To execute the replication you can run the execute
script corresponding to your operating system with replication
as first argument.
.\execute.bat replication
./execute.sh replication
If you stop the replication at a certain point, you can resume it by setting the desired runID
in the properties. You can find the runID
of the last available result at the end of the results.txt (cf. next section).
4. View the results in the results directory
All raw results are stored in a results file. The aggregated results are printed to the terminal at the end of the execution and saved to the results-summary file. The aggregated results are shown in Table 1 in our paper.
Moreover, the results comprise the plots that are part of our paper. There are three plots: rq1_applicability corresponds to Fig. 5 in our paper, rq2_correctness to Fig. 6, and rq3_domain_knowledge to Fig. 7.
This replication package is documented with javadoc. The documentation can be accessed on this website.
By default, the properties used by Docker are configured to run the experiments as presented in our paper. We offer the possibility to change the default configuration, for example to change the number of repetitions or generated variants.
- Open the properties file
config-replication.properties
. - Change the properties to your liking.
- Rebuild the docker image as described above.

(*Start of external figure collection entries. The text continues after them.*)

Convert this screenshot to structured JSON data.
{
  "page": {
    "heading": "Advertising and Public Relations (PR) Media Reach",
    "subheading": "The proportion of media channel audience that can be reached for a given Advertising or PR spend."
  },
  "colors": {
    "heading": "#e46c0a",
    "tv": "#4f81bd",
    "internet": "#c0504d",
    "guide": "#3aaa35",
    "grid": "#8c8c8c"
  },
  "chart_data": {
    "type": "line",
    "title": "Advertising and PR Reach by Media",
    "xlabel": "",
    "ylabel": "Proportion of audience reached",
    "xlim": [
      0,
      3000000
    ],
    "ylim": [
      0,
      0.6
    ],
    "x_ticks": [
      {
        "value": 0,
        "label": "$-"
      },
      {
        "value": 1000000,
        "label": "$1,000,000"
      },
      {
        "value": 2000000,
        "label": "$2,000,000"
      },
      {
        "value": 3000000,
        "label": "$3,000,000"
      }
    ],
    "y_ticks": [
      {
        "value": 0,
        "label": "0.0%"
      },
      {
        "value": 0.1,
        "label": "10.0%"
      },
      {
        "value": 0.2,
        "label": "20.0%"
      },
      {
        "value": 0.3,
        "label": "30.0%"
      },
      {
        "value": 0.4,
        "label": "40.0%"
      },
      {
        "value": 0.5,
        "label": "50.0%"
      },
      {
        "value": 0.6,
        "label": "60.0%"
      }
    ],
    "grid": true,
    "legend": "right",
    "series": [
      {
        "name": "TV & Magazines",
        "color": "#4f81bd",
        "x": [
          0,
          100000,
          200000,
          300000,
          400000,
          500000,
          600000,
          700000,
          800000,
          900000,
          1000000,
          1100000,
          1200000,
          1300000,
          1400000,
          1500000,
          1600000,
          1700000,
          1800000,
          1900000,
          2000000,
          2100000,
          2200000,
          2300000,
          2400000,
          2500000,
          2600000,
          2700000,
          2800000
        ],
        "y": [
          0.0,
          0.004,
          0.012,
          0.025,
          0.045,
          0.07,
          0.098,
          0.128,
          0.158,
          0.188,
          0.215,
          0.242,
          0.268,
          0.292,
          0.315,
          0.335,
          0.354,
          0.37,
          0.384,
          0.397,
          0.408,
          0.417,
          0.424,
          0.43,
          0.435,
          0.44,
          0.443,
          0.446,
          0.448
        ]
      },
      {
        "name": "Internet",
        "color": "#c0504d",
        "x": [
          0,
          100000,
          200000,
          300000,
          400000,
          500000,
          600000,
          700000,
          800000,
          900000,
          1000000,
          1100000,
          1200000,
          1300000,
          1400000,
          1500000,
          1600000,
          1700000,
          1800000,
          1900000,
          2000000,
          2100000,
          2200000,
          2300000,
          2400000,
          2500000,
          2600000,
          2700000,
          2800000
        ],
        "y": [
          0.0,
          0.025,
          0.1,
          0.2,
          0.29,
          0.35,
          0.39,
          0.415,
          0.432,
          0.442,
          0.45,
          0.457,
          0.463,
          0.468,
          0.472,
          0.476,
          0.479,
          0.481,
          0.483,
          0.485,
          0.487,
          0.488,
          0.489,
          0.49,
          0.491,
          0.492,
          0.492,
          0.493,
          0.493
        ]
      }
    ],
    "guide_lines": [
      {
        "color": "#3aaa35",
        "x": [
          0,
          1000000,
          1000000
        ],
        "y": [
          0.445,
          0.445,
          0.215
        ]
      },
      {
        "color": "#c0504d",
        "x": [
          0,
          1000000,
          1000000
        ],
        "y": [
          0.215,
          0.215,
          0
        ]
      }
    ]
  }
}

- Delete old results in the
./simulation-files
folder. - Start the simulation as described above.
The more experiments you run, the more space will be required by Docker. The easiest way to clean up all Docker images and containers afterwards is to run the following command in your terminal. Note that this will remove all other containers and images not related to the simulation as well:
# Will delete all data stored by Docker.
# WARNING! This includes other images, containers, and volumes as well.
docker system prune -a
Alternatively, you can clean only the study's image and containers by calling the provided script. However, we cannot guarantee that all data is deleted in this case (e.g., third-party images and data not covered by the script).
.\clean-docker.bat
./clean-docker.sh
Please refer to the official documentation on how to remove specific images and containers from your system.